Georgia is one of 21 states that have decided NOT to expand Medicaid under the Affordable Care Act.

But the Medical Center of Central Georgia says they want the General Assembly to reconsider that next year.

The Kaiser Family Foundation estimates that the choice by Governor Nathan Deal leaves what they call a coverage gap of 409,000 Georgians.

They make too much money to qualify for Medicaid under the current rules but not enough to qualify for tax credits through the new federal insurance marketplace.

Rhonda Perry, Chief Financial Officer of the Medical Center, today urged Bibb County legislators to reconsider expanding Medicaid.
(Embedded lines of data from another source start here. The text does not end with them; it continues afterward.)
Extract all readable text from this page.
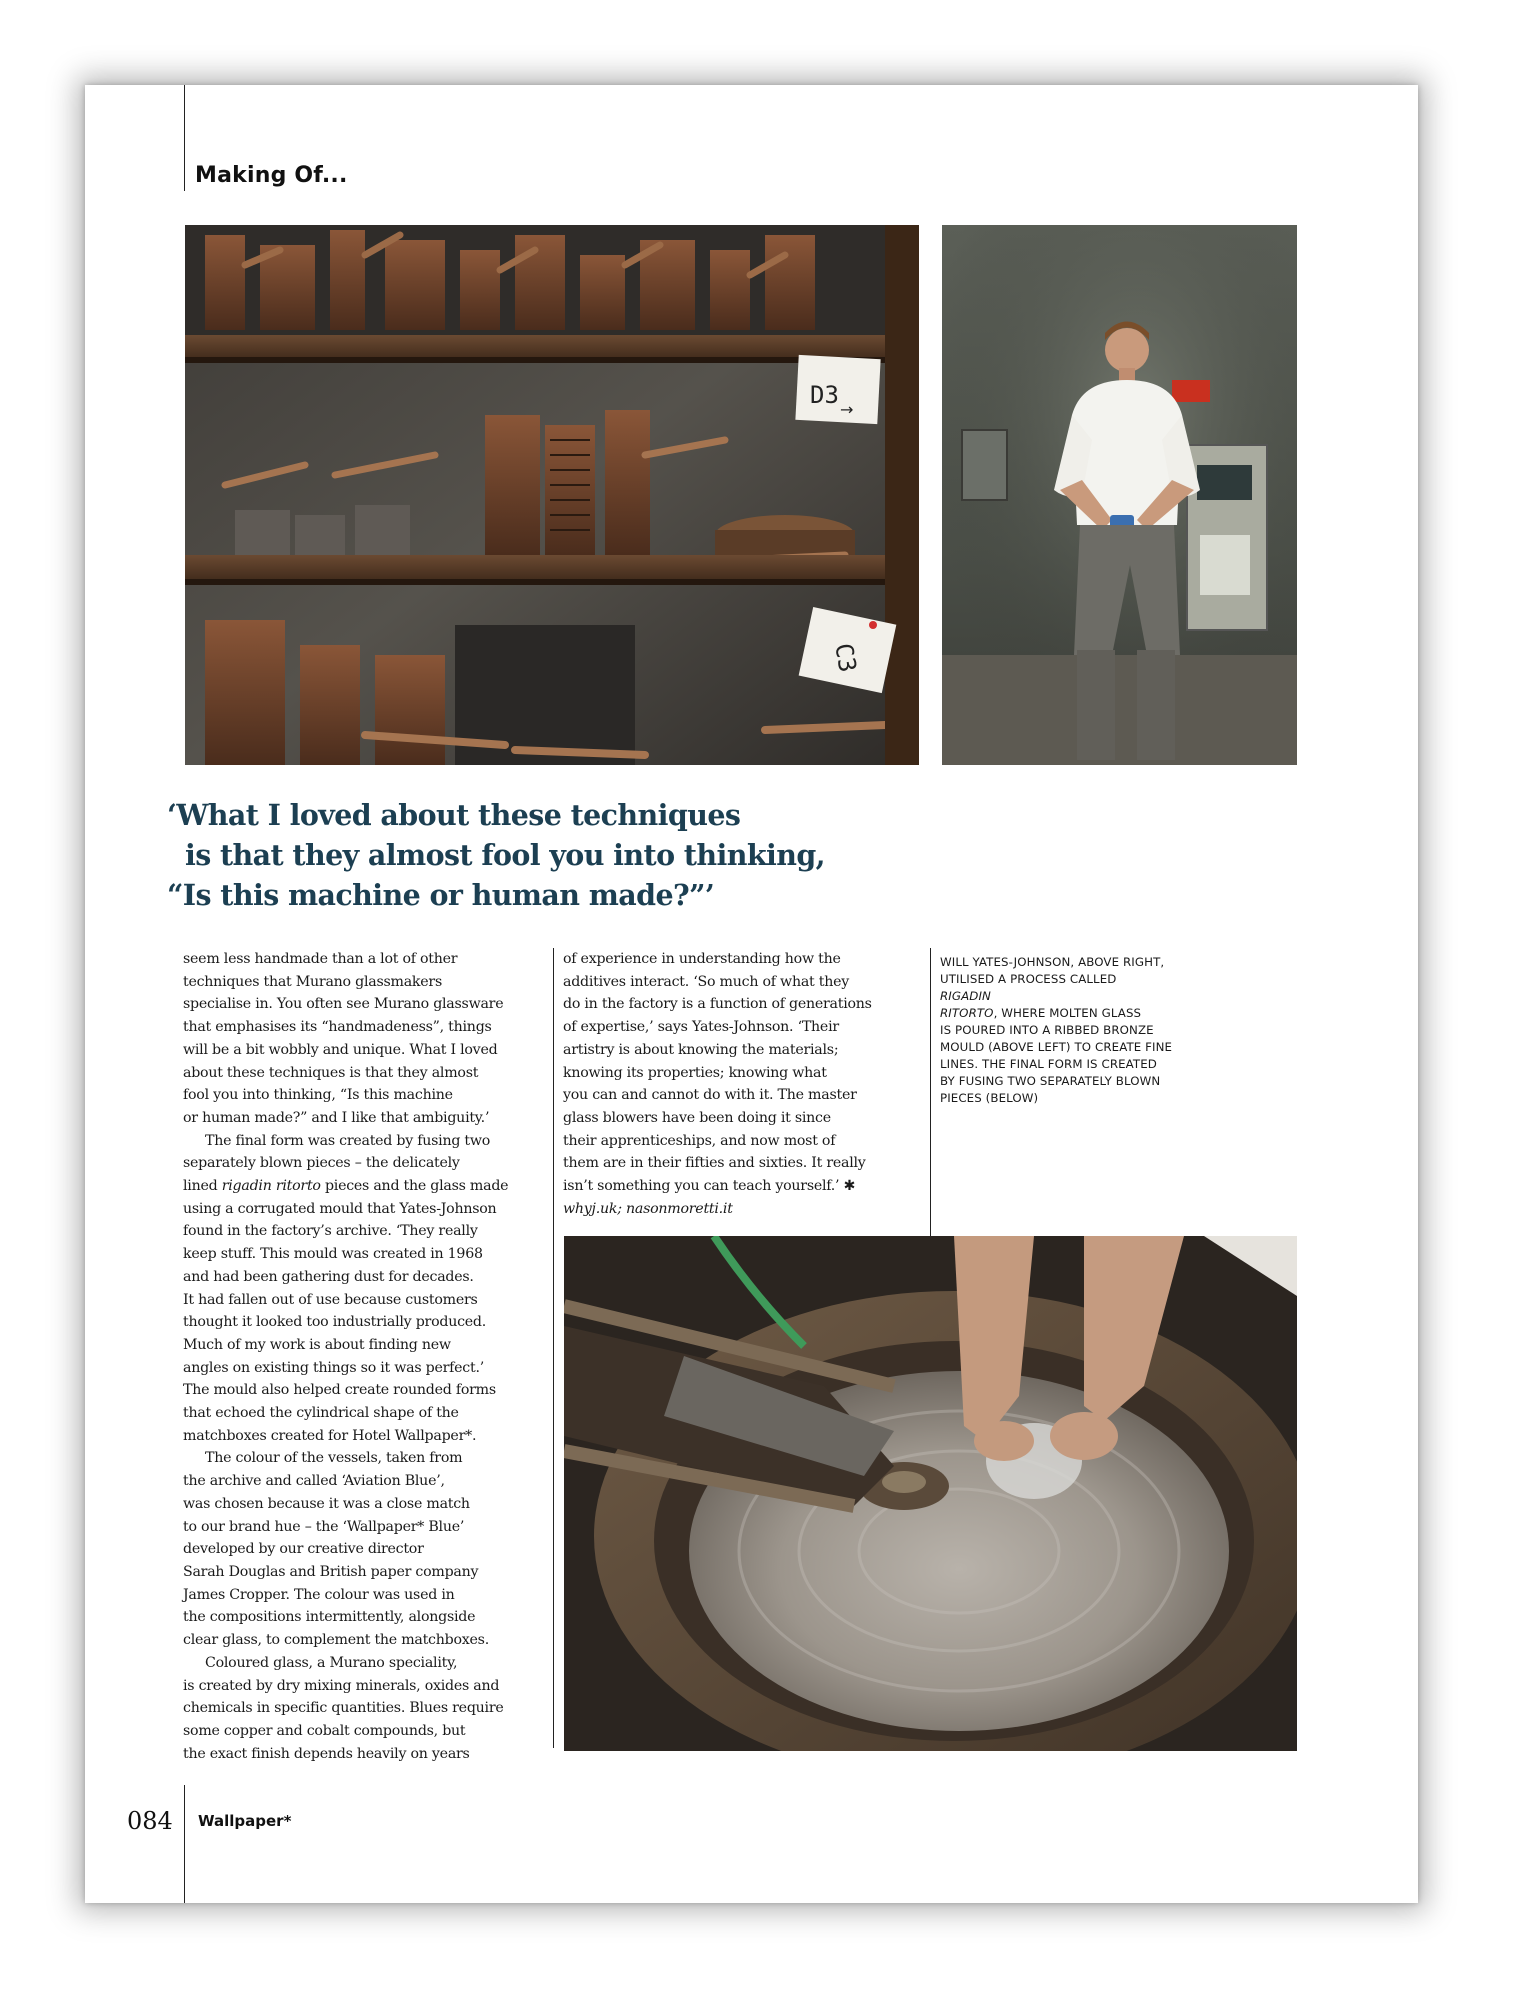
Making Of...
D3
→
C3
‘What I loved about these techniques
is that they almost fool you into thinking,
“Is this machine or human made?”’
seem less handmade than a lot of other
techniques that Murano glassmakers
specialise in. You often see Murano glassware
that emphasises its “handmadeness”, things
will be a bit wobbly and unique. What I loved
about these techniques is that they almost
fool you into thinking, “Is this machine
or human made?” and I like that ambiguity.’
The final form was created by fusing two
separately blown pieces – the delicately
lined rigadin ritorto pieces and the glass made
using a corrugated mould that Yates-Johnson
found in the factory’s archive. ‘They really
keep stuff. This mould was created in 1968
and had been gathering dust for decades.
It had fallen out of use because customers
thought it looked too industrially produced.
Much of my work is about finding new
angles on existing things so it was perfect.’
The mould also helped create rounded forms
that echoed the cylindrical shape of the
matchboxes created for Hotel Wallpaper*.
The colour of the vessels, taken from
the archive and called ‘Aviation Blue’,
was chosen because it was a close match
to our brand hue – the ‘Wallpaper* Blue’
developed by our creative director
Sarah Douglas and British paper company
James Cropper. The colour was used in
the compositions intermittently, alongside
clear glass, to complement the matchboxes.
Coloured glass, a Murano speciality,
is created by dry mixing minerals, oxides and
chemicals in specific quantities. Blues require
some copper and cobalt compounds, but
the exact finish depends heavily on years
of experience in understanding how the
additives interact. ‘So much of what they
do in the factory is a function of generations
of expertise,’ says Yates-Johnson. ‘Their
artistry is about knowing the materials;
knowing its properties; knowing what
you can and cannot do with it. The master
glass blowers have been doing it since
their apprenticeships, and now most of
them are in their fifties and sixties. It really
isn’t something you can teach yourself.’ ✱
whyj.uk; nasonmoretti.it
WILL YATES-JOHNSON, ABOVE RIGHT,
UTILISED A PROCESS CALLED
RIGADIN
RITORTO, WHERE MOLTEN GLASS
IS POURED INTO A RIBBED BRONZE
MOULD (ABOVE LEFT) TO CREATE FINE
LINES. THE FINAL FORM IS CREATED
BY FUSING TWO SEPARATELY BLOWN
PIECES (BELOW)
084 Wallpaper*
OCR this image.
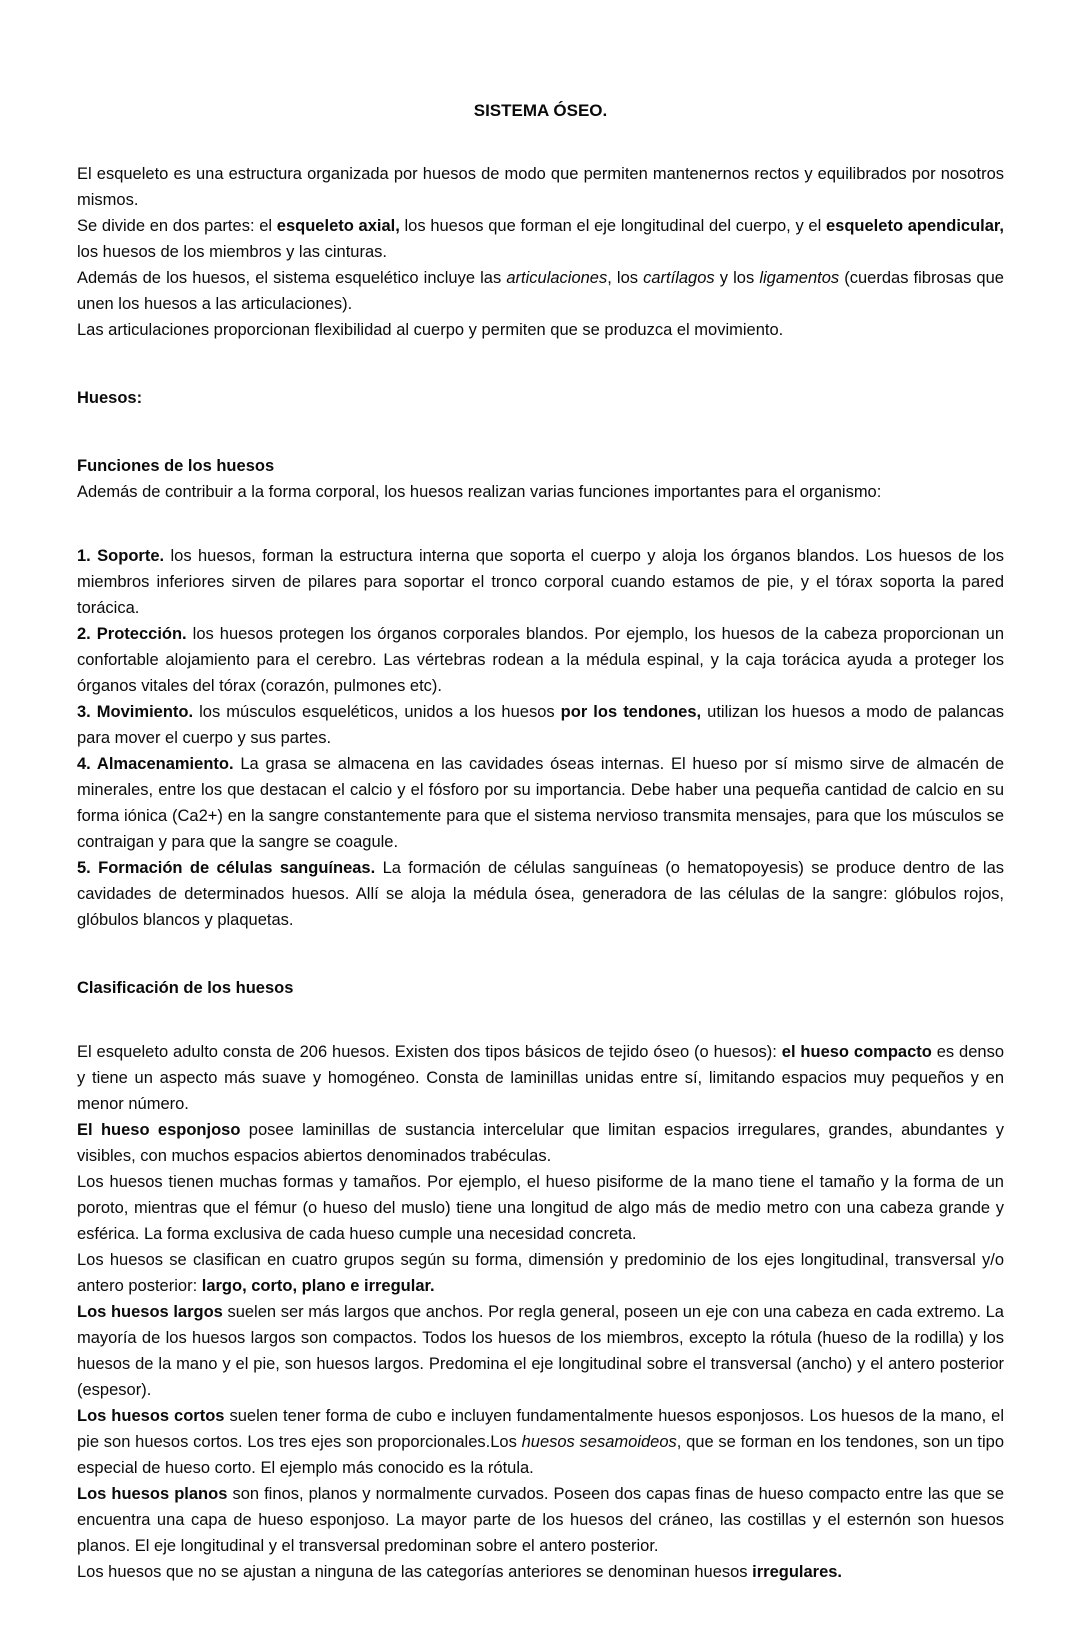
SISTEMA ÓSEO.

El esqueleto es una estructura organizada por huesos de modo que permiten mantenernos rectos y equilibrados por nosotros mismos.

Se divide en dos partes: el esqueleto axial, los huesos que forman el eje longitudinal del cuerpo, y el esqueleto apendicular, los huesos de los miembros y las cinturas.

Además de los huesos, el sistema esquelético incluye las articulaciones, los cartílagos y los ligamentos (cuerdas fibrosas que unen los huesos a las articulaciones).

Las articulaciones proporcionan flexibilidad al cuerpo y permiten que se produzca el movimiento.

Huesos:

Funciones de los huesos

Además de contribuir a la forma corporal, los huesos realizan varias funciones importantes para el organismo:

1. Soporte. los huesos, forman la estructura interna que soporta el cuerpo y aloja los órganos blandos. Los huesos de los miembros inferiores sirven de pilares para soportar el tronco corporal cuando estamos de pie, y el tórax soporta la pared torácica.

2. Protección. los huesos protegen los órganos corporales blandos. Por ejemplo, los huesos de la cabeza proporcionan un confortable alojamiento para el cerebro. Las vértebras rodean a la médula espinal, y la caja torácica ayuda a proteger los órganos vitales del tórax (corazón, pulmones etc).

3. Movimiento. los músculos esqueléticos, unidos a los huesos por los tendones, utilizan los huesos a modo de palancas para mover el cuerpo y sus partes.

4. Almacenamiento. La grasa se almacena en las cavidades óseas internas. El hueso por sí mismo sirve de almacén de minerales, entre los que destacan el calcio y el fósforo por su importancia. Debe haber una pequeña cantidad de calcio en su forma iónica (Ca2+) en la sangre constantemente para que el sistema nervioso transmita mensajes, para que los músculos se contraigan y para que la sangre se coagule.

5. Formación de células sanguíneas. La formación de células sanguíneas (o hematopoyesis) se produce dentro de las cavidades de determinados huesos. Allí se aloja la médula ósea, generadora de las células de la sangre: glóbulos rojos, glóbulos blancos y plaquetas.

Clasificación de los huesos

El esqueleto adulto consta de 206 huesos. Existen dos tipos básicos de tejido óseo (o huesos): el hueso compacto es denso y tiene un aspecto más suave y homogéneo. Consta de laminillas unidas entre sí, limitando espacios muy pequeños y en menor número.

El hueso esponjoso posee laminillas de sustancia intercelular que limitan espacios irregulares, grandes, abundantes y visibles, con muchos espacios abiertos denominados trabéculas.

Los huesos tienen muchas formas y tamaños. Por ejemplo, el hueso pisiforme de la mano tiene el tamaño y la forma de un poroto, mientras que el fémur (o hueso del muslo) tiene una longitud de algo más de medio metro con una cabeza grande y esférica. La forma exclusiva de cada hueso cumple una necesidad concreta.

Los huesos se clasifican en cuatro grupos según su forma, dimensión y predominio de los ejes longitudinal, transversal y/o antero posterior: largo, corto, plano e irregular.

Los huesos largos suelen ser más largos que anchos. Por regla general, poseen un eje con una cabeza en cada extremo. La mayoría de los huesos largos son compactos. Todos los huesos de los miembros, excepto la rótula (hueso de la rodilla) y los huesos de la mano y el pie, son huesos largos. Predomina el eje longitudinal sobre el transversal (ancho) y el antero posterior (espesor).

Los huesos cortos suelen tener forma de cubo e incluyen fundamentalmente huesos esponjosos. Los huesos de la mano, el pie son huesos cortos. Los tres ejes son proporcionales.Los huesos sesamoideos, que se forman en los tendones, son un tipo especial de hueso corto. El ejemplo más conocido es la rótula.

Los huesos planos son finos, planos y normalmente curvados. Poseen dos capas finas de hueso compacto entre las que se encuentra una capa de hueso esponjoso. La mayor parte de los huesos del cráneo, las costillas y el esternón son huesos planos. El eje longitudinal y el transversal predominan sobre el antero posterior.

Los huesos que no se ajustan a ninguna de las categorías anteriores se denominan huesos irregulares.
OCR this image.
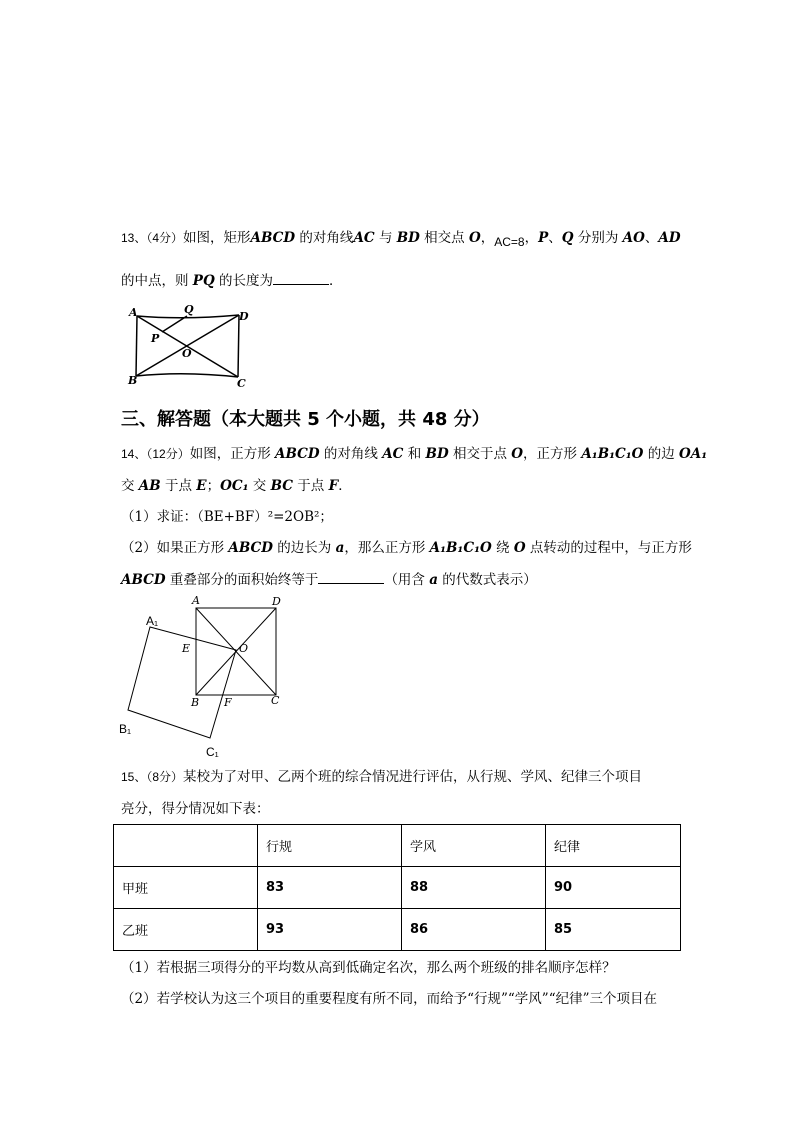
13、（4分）如图，矩形ABCD 的对角线AC 与 BD 相交点 O，AC=8，P、Q 分别为 AO、AD
的中点，则 PQ 的长度为	．
A	Q
D
P
O
B	C
三、解答题（本大题共 5 个小题，共 48 分）
14、（12分）如图，正方形 ABCD 的对角线 AC 和 BD 相交于点 O，正方形 A₁B₁C₁O 的边 OA₁
交 AB 于点 E；OC₁ 交 BC 于点 F．
（1）求证：（BE+BF）²=2OB²；
（2）如果正方形 ABCD 的边长为 a，那么正方形 A₁B₁C₁O 绕 O 点转动的过程中，与正方形
ABCD 重叠部分的面积始终等于	（用含 a 的代数式表示）
A	D
E	O
B F	C
A₁
B₁
C₁
15、（8分）某校为了对甲、乙两个班的综合情况进行评估，从行规、学风、纪律三个项目
亮分，得分情况如下表：
	行规	学风	纪律
甲班	83	88	90
乙班	93	86	85
（1）若根据三项得分的平均数从高到低确定名次，那么两个班级的排名顺序怎样？
（2）若学校认为这三个项目的重要程度有所不同，而给予“行规”“学风”“纪律”三个项目在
Otherwise, she said, that coverage gap will send thousands of uninsured people to their doors.

"We are asking the state to consider the expansion of Medicaid sooner than later because there is federal money for the state and the impact it's having on the healthcare industry," Perry said. "Not just the medical center all hospitals in Georgia that treat a large number of medicaid and uninsured are facing the same cuts we are. It only leads to having to reduce services, layoffs, or have reduction of people when those obligations aren't met which in turn affect the taxpayer roles and the ability to pay taxes."

Failing to expand Medicaid coverage would cost the Medical Center $11 million in the coming year and $109 million over the next 10 years.